I reviewed Lines Ballet’s new “Moroccan Project” for the SF Chronicle:

“The dancers of Lines Ballet are contorted, weirdly refined, alien creatures; it’s not often you get to see them hit a groove. But the beat ruled Friday night at the Yerba Buena Center for Arts Theater during the unveiling of the company’s “Moroccan Project.” It may not be Artistic Director Alonzo King’s most choreographically ambitious undertaking, but it is probably his most rhythmically infectious.

For more than 20 years now, one of the hallmarks of King’s work has been the way he offers up his dancer’s extreme extensions and jutting joints as a lingua franca capable of conversing with any culture’s music, and it might seem like just a matter of time before he spun his globe and landed his finger on Morocco. In fact, he’s worked with musicians Bouchaib Abdelhadi and Yassir Chadly in the orchestra pit several times. What’s new is the addition of two female singers, Hafida Ghanim and Mouna Saadini, whose throaty cries and sharp warbles had the audience whooping in appreciative imitation come curtain fall.

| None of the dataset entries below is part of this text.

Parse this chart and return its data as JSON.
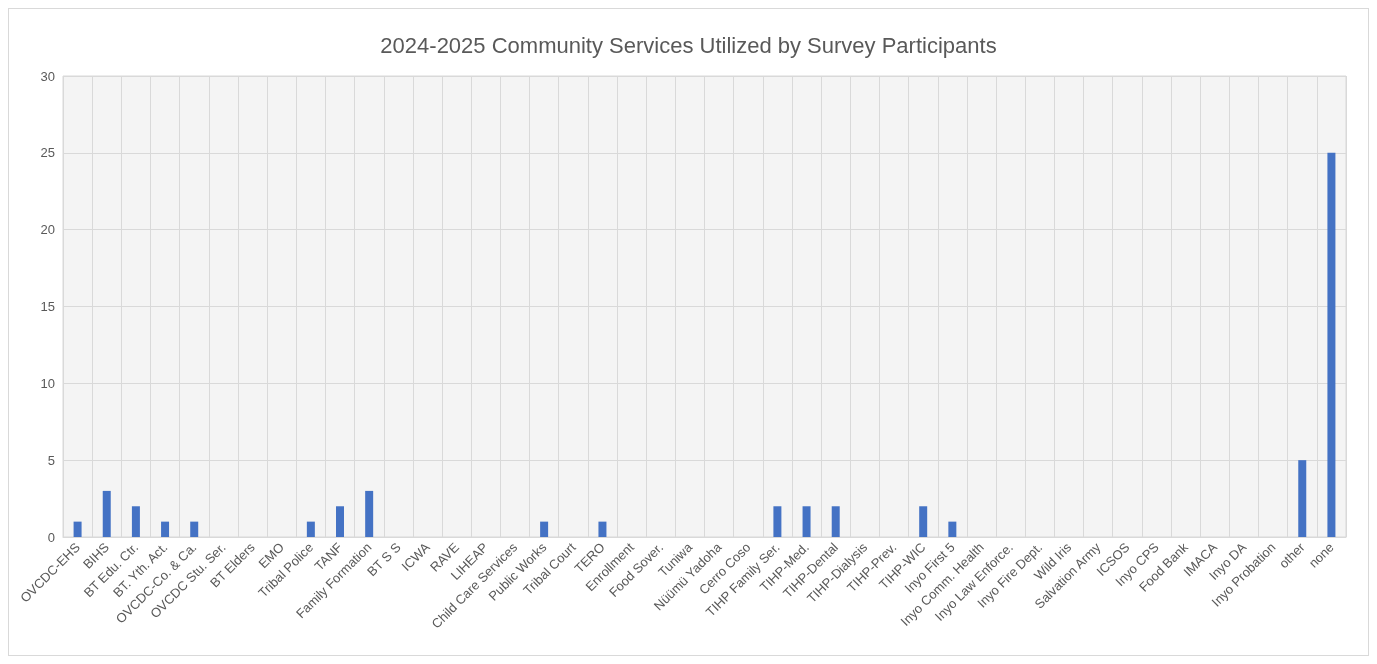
{
  "chart_data": {
    "type": "bar",
    "title": "2024-2025 Community Services Utilized by Survey Participants",
    "categories": [
      "OVCDC-EHS",
      "BIHS",
      "BT Edu. Ctr.",
      "BT. Yth. Act.",
      "OVCDC-Co. & Ca.",
      "OVCDC Stu. Ser.",
      "BT Elders",
      "EMO",
      "Tribal Police",
      "TANF",
      "Family Formation",
      "BT S S",
      "ICWA",
      "RAVE",
      "LIHEAP",
      "Child Care Services",
      "Public Works",
      "Tribal Court",
      "TERO",
      "Enrollment",
      "Food Sover.",
      "Tuniwa",
      "Nüümü Yadoha",
      "Cerro Coso",
      "TIHP Family Ser.",
      "TIHP-Med.",
      "TIHP-Dental",
      "TIHP-Dialysis",
      "TIHP-Prev.",
      "TIHP-WIC",
      "Inyo First 5",
      "Inyo Comm. Health",
      "Inyo Law Enforce.",
      "Inyo Fire Dept.",
      "Wild Iris",
      "Salvation Army",
      "ICSOS",
      "Inyo CPS",
      "Food Bank",
      "IMACA",
      "Inyo DA",
      "Inyo Probation",
      "other",
      "none"
    ],
    "values": [
      1,
      3,
      2,
      1,
      1,
      0,
      0,
      0,
      1,
      2,
      3,
      0,
      0,
      0,
      0,
      0,
      1,
      0,
      1,
      0,
      0,
      0,
      0,
      0,
      2,
      2,
      2,
      0,
      0,
      2,
      1,
      0,
      0,
      0,
      0,
      0,
      0,
      0,
      0,
      0,
      0,
      0,
      5,
      25
    ],
    "color": "#4472c4",
    "ylim": [
      0,
      30
    ],
    "yticks": [
      0,
      5,
      10,
      15,
      20,
      25,
      30
    ],
    "grid": true
  }
}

King’s visual response to their earthy soundscape is richly atmospheric. Two bronze columns of fabric hang stage right; a gray brick wall stands to the left. The dancers wear Colleen Quen and Robert Rossenwasser’s now signature squiggly-hemmed culottes in vivid tangerine, and Axel Morgenthaler’s lighting bathes them in a desert sun so warm you can almost taste the dust.”